Ex-W.Va. sheriff gets 1 year for 2010 beating
WHEELING, W.Va. -- A former West Virginia sheriff was ordered into federal custody Monday and will spend a year in prison for his role in the 2010 beating of a bank robber after a high-speed chase.
U.S. District Judge John Preston Bailey rejected pleas that ex-Jefferson County sheriff Robert Shirley report on his own to a federal facility, saying he was worried about the mental state of a 61-year-old public figure with three decades in law enforcement.
A retired state trooper and three community leaders testified that Shirley has long been an asset to his Eastern Panhandle community and would thrive under third-party supervision on probation. But they also said he hit an emotional low point last fall when his wife filed for divorce and a friend committed suicide.
Defense attorney Kevin Mills said Shirley has since had professional counseling, but Bailey was not swayed.
"You say last fall was his low point," Bailey said. "I'm guessing today is a lower point."
The judge also ordered Shirley to pay $1,854 in restitution to his victim, convicted bank robber Mark Daniel Haines, and to spend 18 months on probation after he is released.
The one-year sentence is less than the 33-month term recommended under federal sentencing guidelines, but Bailey said "any amount of prison time ... is going to be very difficult for him."
The beating captured on a police vehicle's surveillance video was discussed in court but not shown.
Assistant U.S. Attorney Paul Camilletti said it showed the former sheriff kicking Haines while in the bed of a pickup, then walking around when fellow officers pulled Haines to the ground and stomping on him.
Haines suffered scrapes and bruises on his face and back, a hemorrhage in his right eye, and a broken nose, rib and eye socket, court documents said.

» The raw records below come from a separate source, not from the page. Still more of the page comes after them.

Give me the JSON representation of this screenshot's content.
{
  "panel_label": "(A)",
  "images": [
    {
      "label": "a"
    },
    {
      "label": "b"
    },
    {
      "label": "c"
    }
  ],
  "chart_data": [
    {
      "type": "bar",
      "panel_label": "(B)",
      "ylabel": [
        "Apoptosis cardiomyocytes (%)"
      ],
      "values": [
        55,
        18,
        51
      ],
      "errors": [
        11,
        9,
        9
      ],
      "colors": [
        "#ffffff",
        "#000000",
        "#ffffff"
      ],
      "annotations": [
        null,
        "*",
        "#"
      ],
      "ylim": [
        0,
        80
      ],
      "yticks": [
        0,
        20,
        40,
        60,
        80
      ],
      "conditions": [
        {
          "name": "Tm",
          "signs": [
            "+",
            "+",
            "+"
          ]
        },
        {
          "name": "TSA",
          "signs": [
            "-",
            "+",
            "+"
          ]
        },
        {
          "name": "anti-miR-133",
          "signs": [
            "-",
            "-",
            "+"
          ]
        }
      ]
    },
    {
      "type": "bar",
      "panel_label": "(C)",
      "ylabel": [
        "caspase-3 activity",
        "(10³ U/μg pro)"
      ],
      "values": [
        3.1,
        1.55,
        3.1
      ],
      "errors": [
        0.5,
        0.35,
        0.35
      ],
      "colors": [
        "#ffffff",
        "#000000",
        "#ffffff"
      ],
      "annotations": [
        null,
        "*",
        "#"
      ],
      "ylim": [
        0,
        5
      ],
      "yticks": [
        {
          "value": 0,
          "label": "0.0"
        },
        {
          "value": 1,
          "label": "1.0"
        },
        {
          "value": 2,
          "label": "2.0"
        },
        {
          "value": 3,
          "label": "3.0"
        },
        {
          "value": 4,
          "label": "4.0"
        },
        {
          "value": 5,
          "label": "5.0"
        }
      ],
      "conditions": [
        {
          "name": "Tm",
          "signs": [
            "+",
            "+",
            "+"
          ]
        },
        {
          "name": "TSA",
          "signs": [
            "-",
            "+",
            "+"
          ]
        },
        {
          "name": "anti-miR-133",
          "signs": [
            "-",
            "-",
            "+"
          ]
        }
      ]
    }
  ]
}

Camilletti pushed for a tougher sentence because Haines was considered a "vulnerable victim" under the law, but the defense countered that he provoked the violence by resisting, kicking and spitting at officers. They also cited a criminal record with more than three dozen offenses in arguing the 42-year-old Haines shouldn't qualify as vulnerable.
Haines, who was clad in orange jumpsuit, is serving prison time in Maryland. He said hearing the debate Monday "made me feel like I was on trial again." Haines also complained he received no apology when Shirley expressed regret to his friends and family.
"I was helpless. My face was broken," Haines said. "I was tased I don't know how many times. And you were the person who could have stopped it."
Haines has filed a lawsuit against Shirley and other officers. It's set to be tried this fall in Martinsburg.
Shirley choked up while apologizing, saying that while he'd done his best throughout his career, his use of excessive force on Haines was "probably the worst I ever did."
"I take full responsibility for what I've done," he said.
Shirley said all he knew was that the man had threatened bank tellers with a gun.
"I guess it's easy to look back now. Could I have stopped and turned around? Yes," he told the judge. "But that's not what people in law enforcement do."
Camilletti, however, argued that while the tellers did what they were trained to do to avoid violence, Shirley ignored his training. The video showed some officers administering the kind of blows they're trained to use, he said, but "no one was trained to stomp on his head."
Shirley was re-elected in November even as he faced the federal charges, but he resigned and pleaded guilty in January to deprivation of rights under the color of law. A second count of falsifying records was dismissed.
Friends testified that his re-election should demonstrate how valuable Jefferson County believes Shirley is, and former state trooper Steve Reckart -- now chief of police in Moorefield -- said he might not be alive today if it weren't for his longtime friend's courage.
Though Shirley is not large in stature, he said, he didn't run when people pulled weapons on the two of them.
"He was a banty little rooster," Reckart said. "He'd stay right there with us. He always had my back."
Other friends said Shirley has been punished enough and offered to take him in under their supervision while he performed community service.
Camilletti argued probation would not show the seriousness of the crime or deter others.
Bailey agreed, saying that neither the stress of the job nor Shirley's personal problems justified his conduct.
Haines had to be presumed innocent at the time of the beating, Bailey said, and Shirley had a duty to uphold the law.
"The victim was still a member of the community he had a duty to protect and serve, and he did not do it," the judge said. "Not even sworn law enforcement officers are above the law."